THE PROPOSED CLOSING of 91 military bases, recommended by the Pentagon commission, is probably a worthy reform. Too many "defense" projects are really local pork-barrel items, like federally funded dams and highways. True, the estimated savings of $693 million per year falls short of what Everett Dirksen defined as reat money. But it's a good idea in principle.

What's a little less encouraging about this proposal is that it's one more instance of Congress delegating its hard decisions to others. Constitutionally or not, the Gramm-Rudman Act turned Congress's spending authority over to the executive branch. And now, bashful about voting itself a pay raise directly, it has created yet another commission, to schedule raises for all federal officials (including congressmen, just by the way) subject to the President's approval. Congress won't have to vote on this one.

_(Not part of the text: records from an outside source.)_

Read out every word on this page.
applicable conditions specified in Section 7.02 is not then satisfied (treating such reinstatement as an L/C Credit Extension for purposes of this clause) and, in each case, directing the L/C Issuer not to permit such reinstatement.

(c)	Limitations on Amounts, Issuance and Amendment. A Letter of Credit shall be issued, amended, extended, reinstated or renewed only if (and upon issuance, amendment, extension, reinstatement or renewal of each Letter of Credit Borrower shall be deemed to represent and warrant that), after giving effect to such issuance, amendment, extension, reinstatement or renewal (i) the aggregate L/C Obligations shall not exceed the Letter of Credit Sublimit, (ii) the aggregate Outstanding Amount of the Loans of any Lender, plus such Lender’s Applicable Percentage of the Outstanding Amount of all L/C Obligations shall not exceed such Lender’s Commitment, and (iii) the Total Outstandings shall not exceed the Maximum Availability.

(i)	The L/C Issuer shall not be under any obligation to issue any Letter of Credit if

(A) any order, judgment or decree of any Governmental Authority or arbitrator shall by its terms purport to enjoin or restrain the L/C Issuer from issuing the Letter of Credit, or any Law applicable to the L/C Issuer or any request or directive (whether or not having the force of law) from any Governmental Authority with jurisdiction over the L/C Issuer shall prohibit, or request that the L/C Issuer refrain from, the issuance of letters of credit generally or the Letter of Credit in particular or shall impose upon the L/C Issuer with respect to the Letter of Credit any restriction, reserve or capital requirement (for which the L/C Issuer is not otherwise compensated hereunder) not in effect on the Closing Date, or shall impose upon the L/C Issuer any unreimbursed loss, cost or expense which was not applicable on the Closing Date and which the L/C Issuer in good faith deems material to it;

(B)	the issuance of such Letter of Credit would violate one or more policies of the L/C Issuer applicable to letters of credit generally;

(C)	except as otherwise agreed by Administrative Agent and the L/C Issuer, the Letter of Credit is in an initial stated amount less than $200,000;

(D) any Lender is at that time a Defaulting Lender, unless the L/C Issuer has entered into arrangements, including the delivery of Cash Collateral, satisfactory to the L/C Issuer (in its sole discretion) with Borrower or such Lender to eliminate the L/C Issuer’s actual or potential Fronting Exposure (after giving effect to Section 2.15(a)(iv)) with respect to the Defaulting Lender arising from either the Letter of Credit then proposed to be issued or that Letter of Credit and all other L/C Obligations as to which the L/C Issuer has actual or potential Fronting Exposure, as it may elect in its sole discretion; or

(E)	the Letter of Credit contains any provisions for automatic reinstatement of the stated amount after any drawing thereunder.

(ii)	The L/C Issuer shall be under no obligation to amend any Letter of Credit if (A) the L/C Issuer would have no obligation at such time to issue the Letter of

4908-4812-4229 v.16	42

Again, the substance of the measure is highly defensible. Public officials should be paid salaries competitive with what they could earn in the private sector. But appropriating .money is a congressional prerogative, and therefore a congressional duty. By ducking the responsibility, Congress is following a baleful pattern.

Except in the field of foreign policy, where it has tried to muscle in on presidential authority, Congress has shown a decided preference for passing the buck. Many of its powers are routinely delegated to the administrative law of the bureaucracies, which, being less accountable, are less reluctant to exercise them. And Congress has allowed the federal courts to usurp the legislative power on such red-hot social issues as school prayer and abortion, on the flimsy pretext that the courts are merely "interpreting" the Constitution, not rewriting it; by this means the liberal agenda gets enacted without the need for legislative vote or political accountability.

It's one thing to get the government off our backs. It's another thing for our elected representatives to get self-government off their own backs. The buck may stop in the Oval Office, but it should at least pass through the two Houses of Congress.